Coca-Cola reported second-quarter earnings that exceeded analyst estimates, with adjusted EPS of $0.87 against expectations of $0.83, and revenue of $12.62 billion surpassing $12.54 billion. This beat was primarily driven by a 6% increase in prices, which successfully offset a 1% decline in volumes, particularly in markets like Mexico and India due to price sensitivity and boycotts. The company also announced plans to launch a cane sugar Coke product in the U.S., a strategic move potentially addressing consumer demand but raising concerns about increased costs and supply chain adjustments.
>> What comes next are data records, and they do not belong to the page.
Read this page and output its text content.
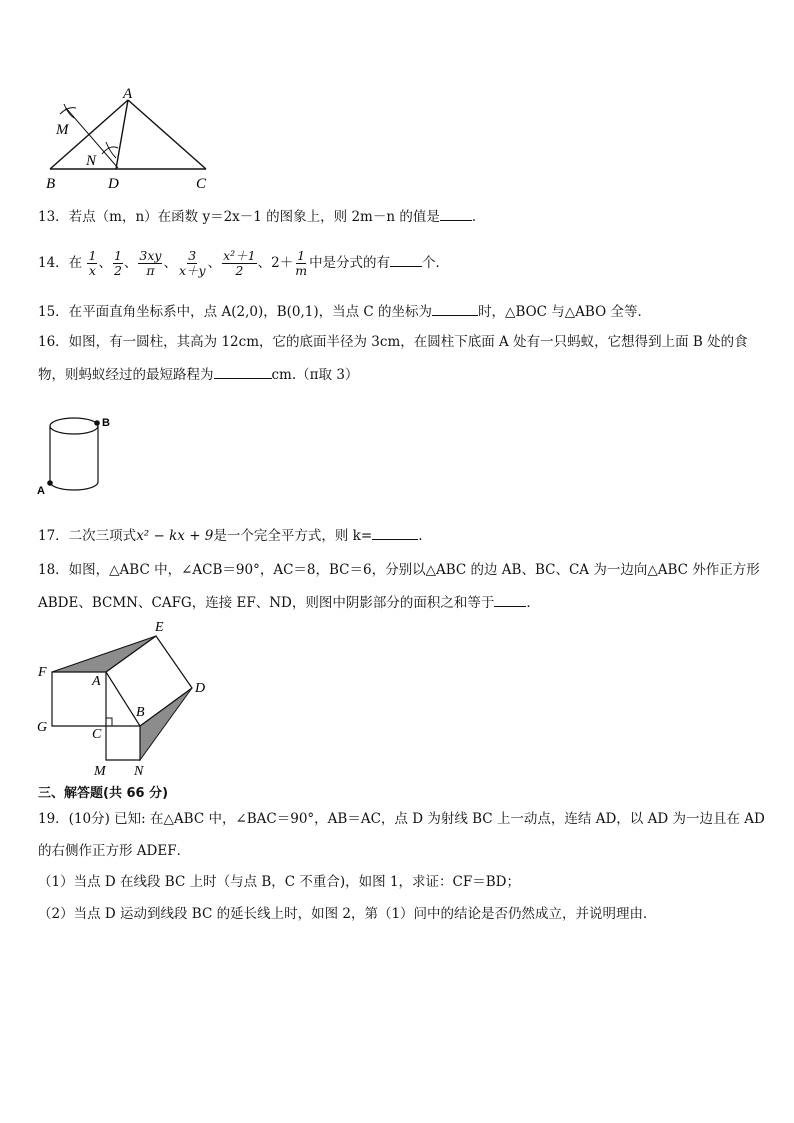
A
M
N
B	D	C
13．若点（m，n）在函数 y＝2x－1 的图象上，则 2m－n 的值是 ．
14．在 $\frac{1}{x}$ 、 $\frac{1}{2}$ 、 $\frac{3xy}{\pi}$ 、 $\frac{3}{x+y}$ 、 $\frac{\text{x²＋1}}{2}$ 、$2+ \frac{1}{m}$ 中是分式的有 个．
15．在平面直角坐标系中，点 A(2,0)，B(0,1)，当点 C 的坐标为	时，△BOC 与△ABO 全等．
16．如图，有一圆柱，其高为 12cm，它的底面半径为 3cm，在圆柱下底面 A 处有一只蚂蚁，它想得到上面 B 处的食
物，则蚂蚁经过的最短路程为	cm.（π取 3）
B
A
17．二次三项式x² − kx + 9是一个完全平方式，则 k=	.
18．如图，△ABC 中，∠ACB＝90°，AC＝8，BC＝6，分别以△ABC 的边 AB、BC、CA 为一边向△ABC 外作正方形
ABDE、BCMN、CAFG，连接 EF、ND，则图中阴影部分的面积之和等于 ．
E
F
A	D
B
G	C
M N
三、解答题(共 66 分)
19．(10分) 已知: 在△ABC 中，∠BAC＝90°，AB＝AC，点 D 为射线 BC 上一动点，连结 AD，以 AD 为一边且在 AD
的右侧作正方形 ADEF．
（1）当点 D 在线段 BC 上时（与点 B，C 不重合)，如图 1，求证：CF＝BD；
（2）当点 D 运动到线段 BC 的延长线上时，如图 2，第（1）问中的结论是否仍然成立，并说明理由．
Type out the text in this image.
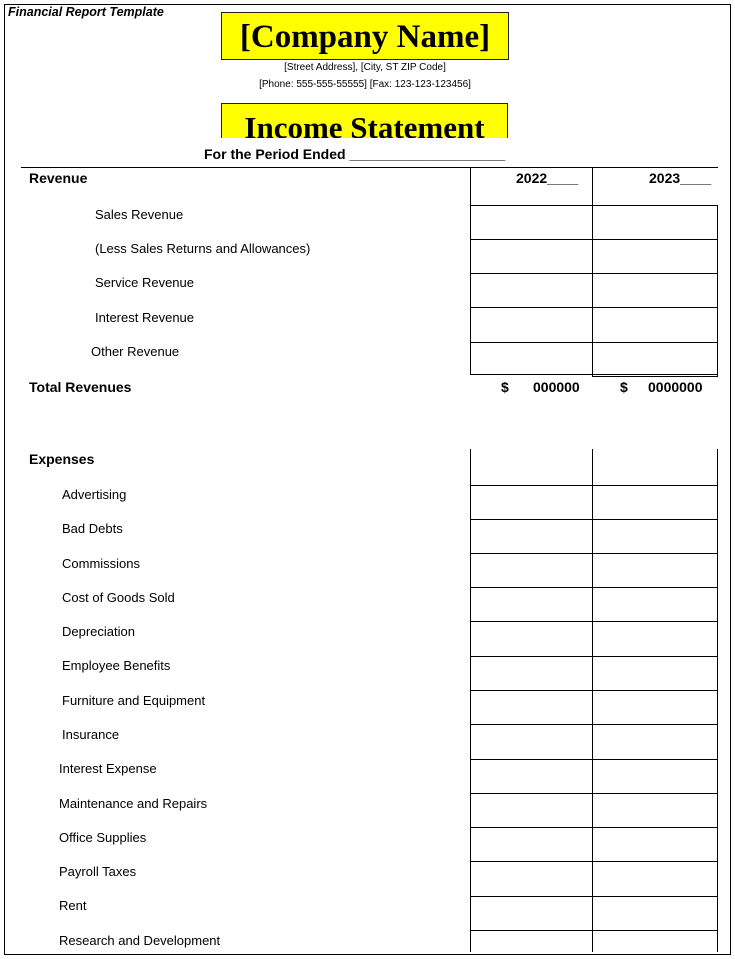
Financial Report Template
[Company Name]
[Street Address], [City, ST ZIP Code]
[Phone: 555-555-55555] [Fax: 123-123-123456]
Income Statement
For the Period Ended ____________________
Revenue	2022____	2023____
Sales Revenue
(Less Sales Returns and Allowances)
Service Revenue
Interest Revenue
Other Revenue
Total Revenues	$ 000000	$ 0000000
Expenses
Advertising
Bad Debts
Commissions
Cost of Goods Sold
Depreciation
Employee Benefits
Furniture and Equipment
Insurance
Interest Expense
Maintenance and Repairs
Office Supplies
Payroll Taxes
Rent
Research and Development
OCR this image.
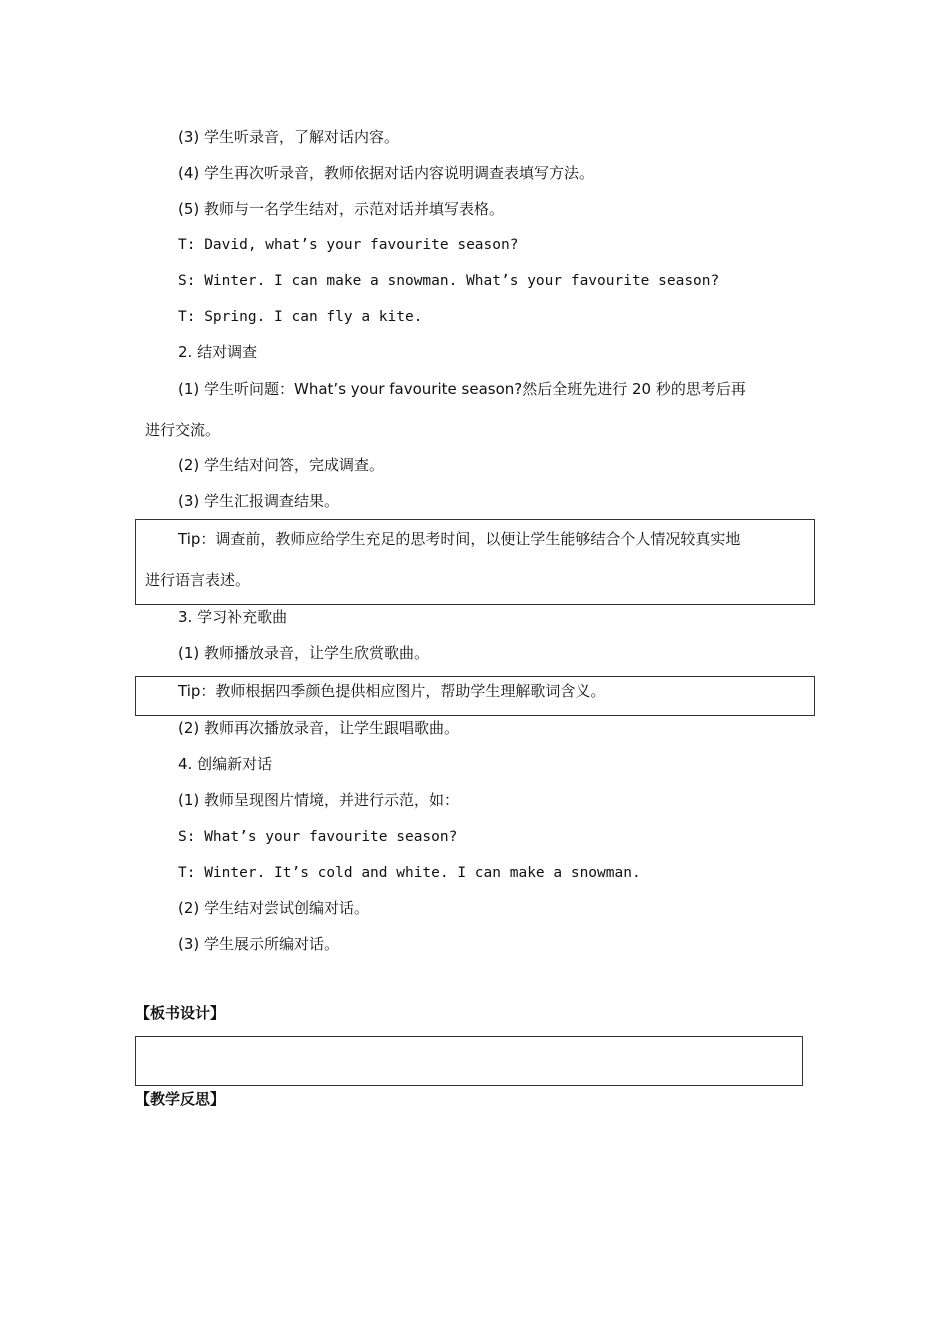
(3) 学生听录音，了解对话内容。
(4) 学生再次听录音，教师依据对话内容说明调查表填写方法。
(5) 教师与一名学生结对，示范对话并填写表格。
T: David, what’s your favourite season?
S: Winter. I can make a snowman. What’s your favourite season?
T: Spring. I can fly a kite.
2. 结对调查
(1) 学生听问题：What’s your favourite season?然后全班先进行 20 秒的思考后再
进行交流。
(2) 学生结对问答，完成调查。
(3) 学生汇报调查结果。
Tip：调查前，教师应给学生充足的思考时间，以便让学生能够结合个人情况较真实地
进行语言表述。
3. 学习补充歌曲
(1) 教师播放录音，让学生欣赏歌曲。
Tip：教师根据四季颜色提供相应图片，帮助学生理解歌词含义。
(2) 教师再次播放录音，让学生跟唱歌曲。
4. 创编新对话
(1) 教师呈现图片情境，并进行示范，如：
S: What’s your favourite season?
T: Winter. It’s cold and white. I can make a snowman.
(2) 学生结对尝试创编对话。
(3) 学生展示所编对话。
【板书设计】
【教学反思】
Despite the strong earnings, Coca-Cola's shares were down 0.6% in afternoon trading.

Analysis

Coca-Cola (KO) reported a second-quarter earnings beat, with adjusted EPS of $0.87 exceeding the $0.83 estimate and comparable revenue rising 2.5% to $12.62 billion, just ahead of the $12.54 billion forecast. The positive results were driven entirely by a 6% aggregate price increase, which successfully masked a 1% decline in global sales volumes. This volume contraction, a reversal from 2% growth in the prior two quarters, was attributed to weakness in key markets like Mexico and India, as well as pressure on lower-income consumers in North America. While the company noted a boycott issue in the U.S. and Mexico is now largely resolved, the underlying data highlights a critical challenge: reliance on pricing power in an environment of strained consumer budgets. A key strategic development is the planned introduction of a cane sugar-sweetened Coke in the United States, a move to meet specific consumer preferences but one that analysts warn will increase costs and require significant supply chain adjustments. A notable bright spot was the 14% volume growth in Coca-Cola Zero Sugar, indicating strong performance in the zero-calorie segment. Despite the top- and bottom-line beats, the stock's modest 0.6% decline suggests investor apprehension regarding the quality of the earnings growth and the negative volume trend.